Wintermute’s analysis argues that Bitcoin miners are no longer dealing with a temporary cyclical squeeze, but with a deeper structural compression of profitability. The report presents the current mining environment as a lasting shift that is forcing firms to rethink both treasury management and operating models.
That conclusion carries broader market weight because miners collectively control about 1% of Bitcoin’s supply and are increasingly relying on reserve sales and balance-sheet tools to finance new initiatives. The change is reshaping how miners interact with custodians, lenders, exchanges, and trading desks that support the sector.
From Cyclical Stress to Structural Margin Compression
Wintermute’s view is that the current downturn cannot be explained as a normal post-halving adjustment alone. Peak gross margins in this cycle were cited near 30%, a level the firm described as historically closer to bear-market lows than to a healthy expansion phase.
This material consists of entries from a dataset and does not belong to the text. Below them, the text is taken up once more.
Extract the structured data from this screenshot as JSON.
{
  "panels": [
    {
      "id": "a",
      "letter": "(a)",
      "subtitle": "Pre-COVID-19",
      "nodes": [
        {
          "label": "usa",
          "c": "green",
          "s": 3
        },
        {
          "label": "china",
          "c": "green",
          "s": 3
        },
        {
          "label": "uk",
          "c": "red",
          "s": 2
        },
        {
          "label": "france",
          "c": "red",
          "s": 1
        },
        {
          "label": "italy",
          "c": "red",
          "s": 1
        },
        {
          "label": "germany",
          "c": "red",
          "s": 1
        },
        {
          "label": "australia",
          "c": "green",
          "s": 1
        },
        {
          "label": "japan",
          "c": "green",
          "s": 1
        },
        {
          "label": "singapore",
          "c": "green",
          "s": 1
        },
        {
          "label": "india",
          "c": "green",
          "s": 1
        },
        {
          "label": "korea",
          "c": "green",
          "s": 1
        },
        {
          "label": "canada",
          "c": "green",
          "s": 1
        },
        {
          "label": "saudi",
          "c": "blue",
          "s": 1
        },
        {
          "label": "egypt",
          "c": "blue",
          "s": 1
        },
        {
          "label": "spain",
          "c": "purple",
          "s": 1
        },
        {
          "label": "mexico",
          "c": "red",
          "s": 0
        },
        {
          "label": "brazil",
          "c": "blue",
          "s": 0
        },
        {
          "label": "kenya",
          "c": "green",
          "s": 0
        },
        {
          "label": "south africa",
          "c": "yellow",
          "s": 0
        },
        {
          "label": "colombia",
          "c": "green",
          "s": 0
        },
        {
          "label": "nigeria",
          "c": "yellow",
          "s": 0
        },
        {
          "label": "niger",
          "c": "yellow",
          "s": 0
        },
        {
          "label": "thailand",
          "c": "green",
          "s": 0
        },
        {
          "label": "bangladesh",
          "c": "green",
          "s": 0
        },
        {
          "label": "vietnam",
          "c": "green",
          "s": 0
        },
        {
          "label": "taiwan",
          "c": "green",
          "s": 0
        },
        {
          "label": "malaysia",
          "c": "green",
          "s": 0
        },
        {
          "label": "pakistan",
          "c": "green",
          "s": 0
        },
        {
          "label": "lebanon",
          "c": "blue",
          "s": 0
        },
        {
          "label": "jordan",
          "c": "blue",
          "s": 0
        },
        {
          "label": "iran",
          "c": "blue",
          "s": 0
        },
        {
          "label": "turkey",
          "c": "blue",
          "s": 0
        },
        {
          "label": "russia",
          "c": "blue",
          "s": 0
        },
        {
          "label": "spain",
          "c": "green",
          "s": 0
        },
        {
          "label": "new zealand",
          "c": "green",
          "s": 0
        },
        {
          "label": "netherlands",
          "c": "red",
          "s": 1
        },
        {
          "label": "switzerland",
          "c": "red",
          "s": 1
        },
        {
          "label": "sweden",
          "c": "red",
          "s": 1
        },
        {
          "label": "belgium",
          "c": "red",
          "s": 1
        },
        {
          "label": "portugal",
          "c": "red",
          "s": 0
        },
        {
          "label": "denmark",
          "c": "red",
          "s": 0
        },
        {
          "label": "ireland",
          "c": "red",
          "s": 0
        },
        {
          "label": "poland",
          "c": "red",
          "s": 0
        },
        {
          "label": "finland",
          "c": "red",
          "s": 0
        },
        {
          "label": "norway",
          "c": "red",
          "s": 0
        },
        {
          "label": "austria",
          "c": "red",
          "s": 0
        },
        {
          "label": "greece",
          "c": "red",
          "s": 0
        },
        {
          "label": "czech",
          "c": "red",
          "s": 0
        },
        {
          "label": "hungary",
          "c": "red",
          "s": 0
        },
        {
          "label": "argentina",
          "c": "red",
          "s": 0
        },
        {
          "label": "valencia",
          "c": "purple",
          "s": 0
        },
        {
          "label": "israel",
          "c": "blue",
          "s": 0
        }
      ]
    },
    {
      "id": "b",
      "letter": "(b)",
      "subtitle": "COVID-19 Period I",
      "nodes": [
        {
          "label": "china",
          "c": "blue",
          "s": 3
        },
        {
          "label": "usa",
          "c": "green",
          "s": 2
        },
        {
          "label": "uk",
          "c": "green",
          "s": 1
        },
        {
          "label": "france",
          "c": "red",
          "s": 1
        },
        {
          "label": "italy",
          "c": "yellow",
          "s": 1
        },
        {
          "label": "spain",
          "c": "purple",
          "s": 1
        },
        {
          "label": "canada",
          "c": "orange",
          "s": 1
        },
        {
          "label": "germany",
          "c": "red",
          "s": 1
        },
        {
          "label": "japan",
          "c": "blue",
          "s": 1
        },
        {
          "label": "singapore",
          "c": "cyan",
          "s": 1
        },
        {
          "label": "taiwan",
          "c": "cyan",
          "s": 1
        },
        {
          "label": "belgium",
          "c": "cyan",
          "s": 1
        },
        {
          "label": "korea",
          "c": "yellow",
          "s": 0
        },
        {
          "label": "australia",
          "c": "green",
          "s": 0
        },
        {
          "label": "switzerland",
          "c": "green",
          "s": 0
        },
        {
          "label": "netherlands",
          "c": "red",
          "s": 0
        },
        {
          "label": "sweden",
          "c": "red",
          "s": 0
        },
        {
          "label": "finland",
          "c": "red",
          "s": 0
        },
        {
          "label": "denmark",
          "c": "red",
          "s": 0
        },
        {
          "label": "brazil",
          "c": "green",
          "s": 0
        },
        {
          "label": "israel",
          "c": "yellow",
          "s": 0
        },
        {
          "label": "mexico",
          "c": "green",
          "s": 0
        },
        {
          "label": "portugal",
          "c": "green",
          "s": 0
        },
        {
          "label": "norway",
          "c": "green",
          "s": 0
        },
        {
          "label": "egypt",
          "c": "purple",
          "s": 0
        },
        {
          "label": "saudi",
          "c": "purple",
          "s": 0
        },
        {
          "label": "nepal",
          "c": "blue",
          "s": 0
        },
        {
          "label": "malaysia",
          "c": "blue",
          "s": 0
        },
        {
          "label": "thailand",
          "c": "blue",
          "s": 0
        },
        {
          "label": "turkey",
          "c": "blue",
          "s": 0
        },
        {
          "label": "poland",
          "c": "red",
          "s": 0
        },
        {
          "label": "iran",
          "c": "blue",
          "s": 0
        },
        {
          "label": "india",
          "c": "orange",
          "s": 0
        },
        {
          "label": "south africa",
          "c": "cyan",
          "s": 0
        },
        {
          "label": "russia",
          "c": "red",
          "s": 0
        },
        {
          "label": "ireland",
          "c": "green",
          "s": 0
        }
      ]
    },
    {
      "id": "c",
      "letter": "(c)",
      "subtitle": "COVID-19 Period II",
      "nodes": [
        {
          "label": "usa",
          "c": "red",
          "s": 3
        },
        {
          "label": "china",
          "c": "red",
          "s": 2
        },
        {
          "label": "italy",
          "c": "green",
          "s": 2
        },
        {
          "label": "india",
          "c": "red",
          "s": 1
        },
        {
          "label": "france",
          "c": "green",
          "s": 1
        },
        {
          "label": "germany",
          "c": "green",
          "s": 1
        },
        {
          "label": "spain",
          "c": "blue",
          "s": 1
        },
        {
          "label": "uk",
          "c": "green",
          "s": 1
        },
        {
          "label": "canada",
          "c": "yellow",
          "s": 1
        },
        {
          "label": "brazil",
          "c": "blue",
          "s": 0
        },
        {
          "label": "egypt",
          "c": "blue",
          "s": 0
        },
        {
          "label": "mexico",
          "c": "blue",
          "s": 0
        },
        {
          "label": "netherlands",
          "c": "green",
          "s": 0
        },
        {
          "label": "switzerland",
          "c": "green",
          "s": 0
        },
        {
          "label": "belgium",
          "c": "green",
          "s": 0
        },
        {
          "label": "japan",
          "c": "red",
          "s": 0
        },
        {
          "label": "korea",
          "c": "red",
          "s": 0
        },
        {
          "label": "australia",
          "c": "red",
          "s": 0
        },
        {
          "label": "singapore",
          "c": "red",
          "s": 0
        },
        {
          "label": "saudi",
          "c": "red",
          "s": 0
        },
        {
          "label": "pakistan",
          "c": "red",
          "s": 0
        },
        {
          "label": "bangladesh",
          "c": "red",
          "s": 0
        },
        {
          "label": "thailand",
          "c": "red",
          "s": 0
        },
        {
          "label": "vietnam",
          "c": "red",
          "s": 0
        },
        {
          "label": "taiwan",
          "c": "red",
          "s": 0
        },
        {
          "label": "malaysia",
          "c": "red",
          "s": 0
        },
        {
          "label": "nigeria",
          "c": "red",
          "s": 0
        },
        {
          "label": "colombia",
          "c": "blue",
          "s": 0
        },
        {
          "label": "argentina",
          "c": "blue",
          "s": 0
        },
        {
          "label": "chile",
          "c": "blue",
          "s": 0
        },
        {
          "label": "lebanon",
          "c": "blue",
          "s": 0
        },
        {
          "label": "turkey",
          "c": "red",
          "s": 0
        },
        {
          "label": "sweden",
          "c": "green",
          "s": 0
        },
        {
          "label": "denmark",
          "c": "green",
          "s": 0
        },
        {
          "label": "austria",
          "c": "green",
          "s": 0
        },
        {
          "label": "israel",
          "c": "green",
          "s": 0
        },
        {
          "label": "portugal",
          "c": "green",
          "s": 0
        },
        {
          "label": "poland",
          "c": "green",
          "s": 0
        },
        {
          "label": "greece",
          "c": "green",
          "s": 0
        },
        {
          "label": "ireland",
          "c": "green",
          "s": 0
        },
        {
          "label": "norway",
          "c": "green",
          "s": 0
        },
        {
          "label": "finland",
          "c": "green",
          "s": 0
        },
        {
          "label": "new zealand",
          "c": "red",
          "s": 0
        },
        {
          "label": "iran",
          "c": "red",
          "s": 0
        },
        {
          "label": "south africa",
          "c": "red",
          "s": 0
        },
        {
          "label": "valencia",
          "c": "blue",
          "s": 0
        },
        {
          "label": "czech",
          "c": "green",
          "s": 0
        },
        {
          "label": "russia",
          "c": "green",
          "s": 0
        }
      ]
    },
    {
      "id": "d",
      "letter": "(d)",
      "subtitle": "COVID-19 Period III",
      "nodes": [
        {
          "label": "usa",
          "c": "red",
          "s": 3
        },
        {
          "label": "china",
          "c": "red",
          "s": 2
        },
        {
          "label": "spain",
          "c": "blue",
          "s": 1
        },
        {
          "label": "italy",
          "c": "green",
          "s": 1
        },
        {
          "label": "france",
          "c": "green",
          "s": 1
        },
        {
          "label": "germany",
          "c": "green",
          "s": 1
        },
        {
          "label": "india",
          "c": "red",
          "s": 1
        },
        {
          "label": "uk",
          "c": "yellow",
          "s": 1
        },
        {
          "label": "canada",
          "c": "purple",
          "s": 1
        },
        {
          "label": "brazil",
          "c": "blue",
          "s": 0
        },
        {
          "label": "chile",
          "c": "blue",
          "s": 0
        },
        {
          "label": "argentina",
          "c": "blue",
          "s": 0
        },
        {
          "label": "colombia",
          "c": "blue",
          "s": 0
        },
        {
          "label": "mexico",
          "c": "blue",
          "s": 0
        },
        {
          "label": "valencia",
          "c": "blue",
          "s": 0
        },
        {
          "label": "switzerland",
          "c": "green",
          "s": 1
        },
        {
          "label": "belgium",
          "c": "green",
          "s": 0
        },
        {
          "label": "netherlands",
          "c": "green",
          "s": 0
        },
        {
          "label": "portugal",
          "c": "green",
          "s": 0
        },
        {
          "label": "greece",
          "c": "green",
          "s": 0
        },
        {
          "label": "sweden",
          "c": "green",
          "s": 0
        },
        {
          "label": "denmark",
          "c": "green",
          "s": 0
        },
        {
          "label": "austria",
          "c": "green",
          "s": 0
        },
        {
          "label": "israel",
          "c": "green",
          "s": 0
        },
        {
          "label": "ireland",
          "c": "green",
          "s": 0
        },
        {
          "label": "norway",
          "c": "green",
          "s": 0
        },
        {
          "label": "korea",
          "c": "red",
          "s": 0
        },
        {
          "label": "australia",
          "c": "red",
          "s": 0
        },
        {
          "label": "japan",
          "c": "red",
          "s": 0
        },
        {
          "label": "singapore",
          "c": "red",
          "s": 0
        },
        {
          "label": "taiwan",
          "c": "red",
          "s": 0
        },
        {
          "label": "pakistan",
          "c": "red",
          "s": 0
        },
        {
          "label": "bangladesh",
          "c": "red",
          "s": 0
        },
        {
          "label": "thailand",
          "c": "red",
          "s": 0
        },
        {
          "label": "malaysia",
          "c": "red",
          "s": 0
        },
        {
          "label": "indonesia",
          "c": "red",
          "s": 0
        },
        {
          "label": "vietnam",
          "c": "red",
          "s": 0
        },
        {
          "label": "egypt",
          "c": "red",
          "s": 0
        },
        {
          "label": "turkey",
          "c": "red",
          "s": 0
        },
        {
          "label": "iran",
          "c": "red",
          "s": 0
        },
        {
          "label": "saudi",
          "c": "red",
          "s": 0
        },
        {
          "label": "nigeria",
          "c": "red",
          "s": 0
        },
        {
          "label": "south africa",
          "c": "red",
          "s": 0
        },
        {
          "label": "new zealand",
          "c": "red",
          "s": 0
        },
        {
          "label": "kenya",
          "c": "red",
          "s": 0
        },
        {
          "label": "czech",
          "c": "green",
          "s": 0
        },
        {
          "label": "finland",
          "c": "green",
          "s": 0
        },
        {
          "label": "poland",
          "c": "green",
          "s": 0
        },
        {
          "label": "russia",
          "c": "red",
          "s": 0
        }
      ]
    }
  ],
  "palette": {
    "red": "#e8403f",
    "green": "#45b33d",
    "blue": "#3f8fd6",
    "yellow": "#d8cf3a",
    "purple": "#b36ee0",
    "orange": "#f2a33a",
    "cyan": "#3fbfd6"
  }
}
Bitcoin’s price performance has also failed to offset the halving shock the way it did in prior cycles. The report said Bitcoin delivered only about a 1.15x return in this cycle, well below the two-times move that historically helped absorb the 50% reduction in block rewards.
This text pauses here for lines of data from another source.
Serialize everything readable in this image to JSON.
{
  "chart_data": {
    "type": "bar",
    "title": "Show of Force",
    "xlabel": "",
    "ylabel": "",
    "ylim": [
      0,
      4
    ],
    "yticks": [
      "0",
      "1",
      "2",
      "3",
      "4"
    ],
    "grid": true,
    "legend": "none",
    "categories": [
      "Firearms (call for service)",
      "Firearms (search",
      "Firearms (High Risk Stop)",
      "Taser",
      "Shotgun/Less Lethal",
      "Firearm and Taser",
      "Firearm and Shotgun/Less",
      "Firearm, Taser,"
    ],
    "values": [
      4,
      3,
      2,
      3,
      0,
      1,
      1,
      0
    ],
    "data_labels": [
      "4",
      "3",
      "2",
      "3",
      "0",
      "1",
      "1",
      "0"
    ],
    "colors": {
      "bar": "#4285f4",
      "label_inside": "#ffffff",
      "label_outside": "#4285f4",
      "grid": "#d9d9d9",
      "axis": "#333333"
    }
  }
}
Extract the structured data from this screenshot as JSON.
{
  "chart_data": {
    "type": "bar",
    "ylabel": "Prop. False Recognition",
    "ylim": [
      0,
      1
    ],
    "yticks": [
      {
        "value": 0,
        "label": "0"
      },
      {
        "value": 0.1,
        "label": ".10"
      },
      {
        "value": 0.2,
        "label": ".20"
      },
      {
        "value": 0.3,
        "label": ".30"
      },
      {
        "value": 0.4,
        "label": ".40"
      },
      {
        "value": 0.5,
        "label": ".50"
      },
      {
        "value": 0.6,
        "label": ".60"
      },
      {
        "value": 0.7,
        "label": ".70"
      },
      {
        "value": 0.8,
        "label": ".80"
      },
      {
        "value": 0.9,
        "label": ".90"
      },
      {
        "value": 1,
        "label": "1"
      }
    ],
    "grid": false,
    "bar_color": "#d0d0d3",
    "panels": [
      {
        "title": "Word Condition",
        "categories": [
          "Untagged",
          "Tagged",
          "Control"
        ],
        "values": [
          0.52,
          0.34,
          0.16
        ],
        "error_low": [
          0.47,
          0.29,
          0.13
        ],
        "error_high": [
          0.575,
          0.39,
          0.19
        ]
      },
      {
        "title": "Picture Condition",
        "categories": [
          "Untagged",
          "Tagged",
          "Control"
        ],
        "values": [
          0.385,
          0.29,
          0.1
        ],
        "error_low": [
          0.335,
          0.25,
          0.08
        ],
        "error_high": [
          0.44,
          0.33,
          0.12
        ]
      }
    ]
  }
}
That shortfall has left miners more exposed to operational strain. Revenue from block rewards has weakened while network difficulty, hardware spending, power costs, and infrastructure intensity have continued to pressure less efficient operators.
Wintermute also described transaction fees as an unreliable relief valve. Fee spikes may provide short bursts of support during specific network events, but they do not offer the kind of steady structural income miners need to stabilize margins.
Why Treasury Strategy Has Become Central
Against that backdrop, Wintermute argues that passive reserve management is now a liability rather than a virtue. The report says the old “HODL era” no longer fits a market where inactive Bitcoin reserves can limit reinvestment capacity and reduce debt-servicing flexibility.
Instead, the firm says miners need to treat Bitcoin holdings as working capital. Wintermute outlined financial overlays such as BTC put options, covered calls, cash-secured puts, and selective on-chain lending as tools that can protect downside and generate additional income from idle reserves.
The report pointed to hedging as more than a theoretical exercise. One cited case showed that an active hedging strategy preserved more than 19.5% of Bitcoin value, illustrating how treasury tools can materially improve resilience in a compressed-margin environment.
Wintermute also sees an operational pivot taking shape beyond finance. The firm argued that miners are increasingly repurposing land, power, and cooling capacity toward AI and high-performance computing workloads, which it described as offering more stable revenue per gigawatt-hour than traditional mining alone.
That transition is already being funded in part through reserve sales. Wintermute estimated that about $8 billion of Bitcoin reserves are in motion as miners use strategic sales to support diversification into new infrastructure businesses.
A New Role for Miners in the Market
The broader implication is that mining companies are being pushed into a different identity. Wintermute’s conclusion is that miners now need to operate as sophisticated financial managers and infrastructure providers rather than simply as holders of cyclical upside.
That shift will have direct consequences for market infrastructure. Custodians and lenders are likely to face greater demand for segregated custody, structured hedging products, and short-term liquidity solutions, while exchanges and OTC desks may need to handle larger and more carefully staged reserve sales.
In that environment, miners that fail to adopt active treasury and diversification strategies may face consolidation pressure or weaker access to capital. Those that successfully combine financial overlays with AI or HPC expansion may be better positioned to secure steadier cash flows and attract a broader investor base.